UD wins 2015 Center of Excellence Award
By: Rose Rucoba – Staff Writer
This month, the U.S. Department of Energy awarded UD’s Industrial Assessment Center with the 2015 Center of Excellence Award.
The University of Dayton previously won the award back in 2003. Twelve years later, UD’s Industrial Assessment Center and its members are once again recognized for their efforts towards a cleaner world.
Kelly Kissock, Ph.D., is the director of UD’s IAC and is also chair of the mechanical and aerospace engineering department. The rest of the team at IAC includes four graduate students and some undergrads.
Together, the team of students and faculty at IAC do energy auditing for midsize industrial facilities. The center gets calls for audits then goes to the plant needing evaluating and spends the day talking to officials and helping the company save costs on energy. The IAC program is a Department of Energy club with 24 other programs at schools across the country.
The Department of Energy annually gives the Center of Excellence Award to the school that stands out in its efforts for energy efficiency, but the director, in this case Kissock, accepts the award.
With a growing competition in the science field in the U.S., the bar is being set higher and higher, as colleges nationwide are focusing more on how to use environmental science and engineering to solve world problems.

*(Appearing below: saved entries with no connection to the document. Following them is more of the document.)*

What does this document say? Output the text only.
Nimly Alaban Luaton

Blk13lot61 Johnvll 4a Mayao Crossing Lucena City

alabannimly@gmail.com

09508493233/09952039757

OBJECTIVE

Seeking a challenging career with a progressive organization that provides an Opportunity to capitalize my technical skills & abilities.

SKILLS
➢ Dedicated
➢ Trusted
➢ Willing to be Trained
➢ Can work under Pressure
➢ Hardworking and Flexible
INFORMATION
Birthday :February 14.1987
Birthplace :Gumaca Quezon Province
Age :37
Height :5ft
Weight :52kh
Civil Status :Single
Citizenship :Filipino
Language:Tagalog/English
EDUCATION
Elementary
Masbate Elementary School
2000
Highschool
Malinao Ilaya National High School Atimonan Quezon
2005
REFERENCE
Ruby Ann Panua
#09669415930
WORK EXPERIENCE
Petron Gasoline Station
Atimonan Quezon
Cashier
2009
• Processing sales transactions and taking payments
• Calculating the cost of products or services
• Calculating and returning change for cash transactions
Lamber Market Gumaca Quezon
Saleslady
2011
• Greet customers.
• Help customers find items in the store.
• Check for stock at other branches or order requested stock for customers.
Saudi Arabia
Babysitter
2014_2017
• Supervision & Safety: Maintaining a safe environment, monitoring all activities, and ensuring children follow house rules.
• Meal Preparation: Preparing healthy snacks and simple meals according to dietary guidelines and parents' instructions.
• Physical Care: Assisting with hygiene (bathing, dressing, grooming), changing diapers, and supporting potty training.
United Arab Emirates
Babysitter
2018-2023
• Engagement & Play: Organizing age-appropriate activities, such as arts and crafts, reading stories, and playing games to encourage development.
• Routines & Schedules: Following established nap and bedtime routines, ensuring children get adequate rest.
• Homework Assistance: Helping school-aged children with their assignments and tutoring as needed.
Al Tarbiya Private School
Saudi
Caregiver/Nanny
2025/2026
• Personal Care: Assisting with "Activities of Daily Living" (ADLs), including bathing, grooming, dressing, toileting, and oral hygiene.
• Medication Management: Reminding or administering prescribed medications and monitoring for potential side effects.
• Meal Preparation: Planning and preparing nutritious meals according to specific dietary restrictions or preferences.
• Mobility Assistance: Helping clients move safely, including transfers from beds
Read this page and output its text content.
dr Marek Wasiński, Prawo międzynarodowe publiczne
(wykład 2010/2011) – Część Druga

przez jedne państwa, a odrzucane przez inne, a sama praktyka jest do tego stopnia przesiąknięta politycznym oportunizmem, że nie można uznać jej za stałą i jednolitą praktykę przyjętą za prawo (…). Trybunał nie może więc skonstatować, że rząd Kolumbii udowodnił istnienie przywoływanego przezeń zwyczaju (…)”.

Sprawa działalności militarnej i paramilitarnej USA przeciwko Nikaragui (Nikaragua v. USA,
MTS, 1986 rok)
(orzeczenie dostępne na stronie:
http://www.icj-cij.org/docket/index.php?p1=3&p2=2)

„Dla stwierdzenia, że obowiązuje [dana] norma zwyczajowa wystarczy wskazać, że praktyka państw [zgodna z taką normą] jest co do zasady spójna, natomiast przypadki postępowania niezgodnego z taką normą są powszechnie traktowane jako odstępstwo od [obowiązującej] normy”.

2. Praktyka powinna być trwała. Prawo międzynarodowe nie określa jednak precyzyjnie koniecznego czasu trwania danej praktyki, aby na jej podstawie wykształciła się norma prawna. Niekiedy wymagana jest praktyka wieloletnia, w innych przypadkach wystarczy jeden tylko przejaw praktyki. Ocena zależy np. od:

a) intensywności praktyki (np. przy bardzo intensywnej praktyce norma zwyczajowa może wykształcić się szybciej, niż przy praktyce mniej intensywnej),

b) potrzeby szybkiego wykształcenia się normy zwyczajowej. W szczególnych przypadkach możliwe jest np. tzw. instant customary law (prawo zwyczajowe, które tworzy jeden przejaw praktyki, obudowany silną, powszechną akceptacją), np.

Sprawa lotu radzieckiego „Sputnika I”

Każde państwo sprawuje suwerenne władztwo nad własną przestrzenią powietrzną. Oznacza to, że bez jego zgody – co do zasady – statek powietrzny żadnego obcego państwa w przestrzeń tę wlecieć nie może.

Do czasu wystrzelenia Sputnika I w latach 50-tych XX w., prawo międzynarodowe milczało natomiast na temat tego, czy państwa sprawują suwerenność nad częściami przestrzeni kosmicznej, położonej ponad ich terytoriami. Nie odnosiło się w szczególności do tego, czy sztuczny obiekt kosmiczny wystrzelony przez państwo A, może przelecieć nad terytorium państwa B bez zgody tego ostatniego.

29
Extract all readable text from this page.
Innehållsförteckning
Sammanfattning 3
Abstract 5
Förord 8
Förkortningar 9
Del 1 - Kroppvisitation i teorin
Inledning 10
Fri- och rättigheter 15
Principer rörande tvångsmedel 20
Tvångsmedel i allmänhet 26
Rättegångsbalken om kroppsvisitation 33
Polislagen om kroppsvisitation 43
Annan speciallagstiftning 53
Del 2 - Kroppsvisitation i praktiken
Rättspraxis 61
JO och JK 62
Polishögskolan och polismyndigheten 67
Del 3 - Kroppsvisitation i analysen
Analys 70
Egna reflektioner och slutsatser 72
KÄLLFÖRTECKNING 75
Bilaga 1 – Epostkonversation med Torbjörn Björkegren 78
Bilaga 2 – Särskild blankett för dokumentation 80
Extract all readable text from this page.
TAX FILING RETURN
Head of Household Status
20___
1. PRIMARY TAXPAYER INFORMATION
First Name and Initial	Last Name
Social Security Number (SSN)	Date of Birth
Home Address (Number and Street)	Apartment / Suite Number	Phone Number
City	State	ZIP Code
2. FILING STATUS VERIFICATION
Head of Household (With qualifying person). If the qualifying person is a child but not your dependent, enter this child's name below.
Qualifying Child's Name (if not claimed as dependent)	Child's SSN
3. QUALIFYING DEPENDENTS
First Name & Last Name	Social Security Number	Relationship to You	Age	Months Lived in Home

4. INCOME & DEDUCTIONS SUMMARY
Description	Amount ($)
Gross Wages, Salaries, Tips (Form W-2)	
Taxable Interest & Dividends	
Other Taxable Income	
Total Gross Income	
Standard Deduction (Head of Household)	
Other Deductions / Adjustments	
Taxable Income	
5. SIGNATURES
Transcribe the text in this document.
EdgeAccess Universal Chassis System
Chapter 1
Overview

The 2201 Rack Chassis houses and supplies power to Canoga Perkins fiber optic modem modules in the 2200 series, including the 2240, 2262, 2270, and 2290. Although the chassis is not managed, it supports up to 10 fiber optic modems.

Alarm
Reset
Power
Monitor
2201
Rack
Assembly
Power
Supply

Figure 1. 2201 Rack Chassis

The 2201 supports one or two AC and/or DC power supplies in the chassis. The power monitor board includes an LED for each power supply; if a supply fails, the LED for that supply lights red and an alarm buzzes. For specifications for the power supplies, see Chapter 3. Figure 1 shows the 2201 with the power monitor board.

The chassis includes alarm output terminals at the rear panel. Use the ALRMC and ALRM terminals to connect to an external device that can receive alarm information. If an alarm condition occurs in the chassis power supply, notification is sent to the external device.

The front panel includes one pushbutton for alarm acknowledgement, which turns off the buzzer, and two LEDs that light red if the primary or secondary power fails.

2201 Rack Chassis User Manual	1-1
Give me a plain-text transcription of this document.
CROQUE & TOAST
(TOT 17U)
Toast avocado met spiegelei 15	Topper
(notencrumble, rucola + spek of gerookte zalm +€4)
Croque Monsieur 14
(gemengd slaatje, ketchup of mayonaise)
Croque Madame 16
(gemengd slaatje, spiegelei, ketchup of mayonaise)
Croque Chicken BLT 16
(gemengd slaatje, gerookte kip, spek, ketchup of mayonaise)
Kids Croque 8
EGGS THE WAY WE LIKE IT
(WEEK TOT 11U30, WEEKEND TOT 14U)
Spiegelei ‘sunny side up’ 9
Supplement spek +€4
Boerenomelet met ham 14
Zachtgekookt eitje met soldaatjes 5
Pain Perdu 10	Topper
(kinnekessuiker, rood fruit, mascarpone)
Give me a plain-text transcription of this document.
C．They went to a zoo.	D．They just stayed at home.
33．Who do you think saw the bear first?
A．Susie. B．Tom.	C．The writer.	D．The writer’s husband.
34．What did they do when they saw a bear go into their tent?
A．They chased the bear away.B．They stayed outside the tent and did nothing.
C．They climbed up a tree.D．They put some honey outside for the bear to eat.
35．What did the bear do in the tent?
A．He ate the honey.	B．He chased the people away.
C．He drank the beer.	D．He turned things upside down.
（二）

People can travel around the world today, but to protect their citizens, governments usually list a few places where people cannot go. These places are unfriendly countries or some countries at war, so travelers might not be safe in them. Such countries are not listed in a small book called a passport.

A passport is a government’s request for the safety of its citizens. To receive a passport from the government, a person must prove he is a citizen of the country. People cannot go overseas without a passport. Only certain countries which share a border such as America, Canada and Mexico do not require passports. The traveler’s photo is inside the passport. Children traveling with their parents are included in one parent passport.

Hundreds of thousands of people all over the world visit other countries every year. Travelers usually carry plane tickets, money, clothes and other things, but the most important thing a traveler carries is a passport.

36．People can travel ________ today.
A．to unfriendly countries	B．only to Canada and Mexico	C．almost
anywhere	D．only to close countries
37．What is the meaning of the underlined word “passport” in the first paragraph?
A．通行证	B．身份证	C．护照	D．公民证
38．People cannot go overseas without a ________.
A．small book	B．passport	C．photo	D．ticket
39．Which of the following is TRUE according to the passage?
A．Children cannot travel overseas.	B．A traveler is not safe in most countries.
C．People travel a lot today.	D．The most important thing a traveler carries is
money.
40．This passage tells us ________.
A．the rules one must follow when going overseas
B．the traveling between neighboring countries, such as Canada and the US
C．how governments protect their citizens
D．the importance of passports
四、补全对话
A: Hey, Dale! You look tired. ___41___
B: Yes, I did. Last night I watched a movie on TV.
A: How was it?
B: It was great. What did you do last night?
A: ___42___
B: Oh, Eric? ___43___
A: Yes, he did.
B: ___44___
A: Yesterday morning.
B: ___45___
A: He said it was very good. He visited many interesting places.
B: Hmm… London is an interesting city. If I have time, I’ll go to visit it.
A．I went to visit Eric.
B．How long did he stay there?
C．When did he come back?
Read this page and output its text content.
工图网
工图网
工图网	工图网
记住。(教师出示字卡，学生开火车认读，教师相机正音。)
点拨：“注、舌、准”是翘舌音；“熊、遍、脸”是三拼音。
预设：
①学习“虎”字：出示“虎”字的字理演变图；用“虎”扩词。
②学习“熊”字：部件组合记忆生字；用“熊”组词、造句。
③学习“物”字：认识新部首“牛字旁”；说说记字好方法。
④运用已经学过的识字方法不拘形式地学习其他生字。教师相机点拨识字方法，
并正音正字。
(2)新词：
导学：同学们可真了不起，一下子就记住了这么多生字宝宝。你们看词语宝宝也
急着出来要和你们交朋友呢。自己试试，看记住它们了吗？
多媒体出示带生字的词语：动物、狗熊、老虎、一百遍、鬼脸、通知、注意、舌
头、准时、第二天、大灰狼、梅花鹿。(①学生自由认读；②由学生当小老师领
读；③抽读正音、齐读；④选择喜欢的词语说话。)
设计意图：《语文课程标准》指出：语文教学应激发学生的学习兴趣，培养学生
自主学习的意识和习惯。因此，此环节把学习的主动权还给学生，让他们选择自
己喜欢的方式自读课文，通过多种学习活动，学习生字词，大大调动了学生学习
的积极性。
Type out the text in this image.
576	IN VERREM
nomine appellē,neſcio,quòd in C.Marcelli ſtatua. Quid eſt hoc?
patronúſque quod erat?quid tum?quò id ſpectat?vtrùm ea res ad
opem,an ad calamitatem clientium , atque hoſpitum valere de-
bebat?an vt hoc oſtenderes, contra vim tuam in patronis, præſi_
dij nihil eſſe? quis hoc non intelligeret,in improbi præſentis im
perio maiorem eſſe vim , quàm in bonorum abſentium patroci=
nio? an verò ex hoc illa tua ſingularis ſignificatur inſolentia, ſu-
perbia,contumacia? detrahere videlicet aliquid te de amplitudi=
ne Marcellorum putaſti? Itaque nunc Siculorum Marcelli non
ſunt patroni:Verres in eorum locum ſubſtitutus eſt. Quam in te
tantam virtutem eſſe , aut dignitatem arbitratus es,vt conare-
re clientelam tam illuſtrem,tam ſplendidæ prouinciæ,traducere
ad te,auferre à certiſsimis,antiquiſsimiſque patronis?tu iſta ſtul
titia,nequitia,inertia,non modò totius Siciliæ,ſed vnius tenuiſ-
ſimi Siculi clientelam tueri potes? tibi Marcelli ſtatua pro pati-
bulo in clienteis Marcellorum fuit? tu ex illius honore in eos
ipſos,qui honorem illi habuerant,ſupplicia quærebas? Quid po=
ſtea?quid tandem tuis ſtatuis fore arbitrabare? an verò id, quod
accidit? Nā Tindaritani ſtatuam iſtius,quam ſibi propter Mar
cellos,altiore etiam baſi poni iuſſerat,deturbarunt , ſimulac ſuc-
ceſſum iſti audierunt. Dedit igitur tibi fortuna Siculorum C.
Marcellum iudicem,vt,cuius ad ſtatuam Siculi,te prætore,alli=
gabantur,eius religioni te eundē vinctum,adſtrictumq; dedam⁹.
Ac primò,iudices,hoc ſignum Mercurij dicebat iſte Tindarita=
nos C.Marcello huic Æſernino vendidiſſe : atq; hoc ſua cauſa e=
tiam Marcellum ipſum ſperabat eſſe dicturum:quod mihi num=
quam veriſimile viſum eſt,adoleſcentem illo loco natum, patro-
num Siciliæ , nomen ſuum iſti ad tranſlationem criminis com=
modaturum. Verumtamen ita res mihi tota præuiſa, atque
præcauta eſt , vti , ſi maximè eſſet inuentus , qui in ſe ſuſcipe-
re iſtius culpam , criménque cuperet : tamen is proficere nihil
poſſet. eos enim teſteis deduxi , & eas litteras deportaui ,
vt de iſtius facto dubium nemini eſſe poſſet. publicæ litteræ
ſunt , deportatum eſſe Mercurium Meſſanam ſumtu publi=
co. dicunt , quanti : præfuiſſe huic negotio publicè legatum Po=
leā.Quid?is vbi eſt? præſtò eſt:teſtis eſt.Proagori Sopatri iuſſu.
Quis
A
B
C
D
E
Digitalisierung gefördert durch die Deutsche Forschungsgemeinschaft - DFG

The Catholic University of America, located in Washington D.C., is proof of how colleges are now investing more into the environment and are being recognized for their efforts.
According to the university’s official website, “With the largest solar installation in the Washington D.C., metropolitan area, and 100 percent of its electricity purchased with Green e-Certificates, CUA has been recognized as one of the most environmentally responsible colleges in North America.”
Another example is Stonehill University, located in Massachusetts. Stonehill’s website stated the university “has taken a commitment to reduce energy usage by 20% by FU2018.” It also described how the school is working hard to reach its goal by taking up solar farming and setting management systems to gauge its energy usage.
UD beat out these schools. This award, however, is not just an accomplishment for the university as a whole.
One individual particularly excited by the IAC’s win is Kathleen Sturtevant, a student leader of IAC.
“I’ve been a part of IAC since I was an undergrad in November 2014. I’ve loved learning and getting better every year,” Sturtevant said.
Sturtevant is in her second semester of graduate school for mechanical engineering: renewable and clean energy. She started as an undergrad in the program and now helps lead it.
In a recent interview with Flyer News, Sturtevant talked about the IAC members’ “great mentor,” Kissock, and their persistent research and teamwork that enabled the program to grow over the years.
Another leader of IAC, Zack Valigosky, also pursing his master’s in renewable and clean energy, said that Kissock challenges his students to “push the envelope” in everything they do.
“The award raises awareness of the great mechanical engineering program that we have here at UD. The IAC program reaches about 300 students per year. So at least 300 students at 23 other universities are aware of the great work of the UD IAC,” Valigosky said. “Personally, this award provides much needed recognition for the hard work that other team members have put into the program to make it what it is today.”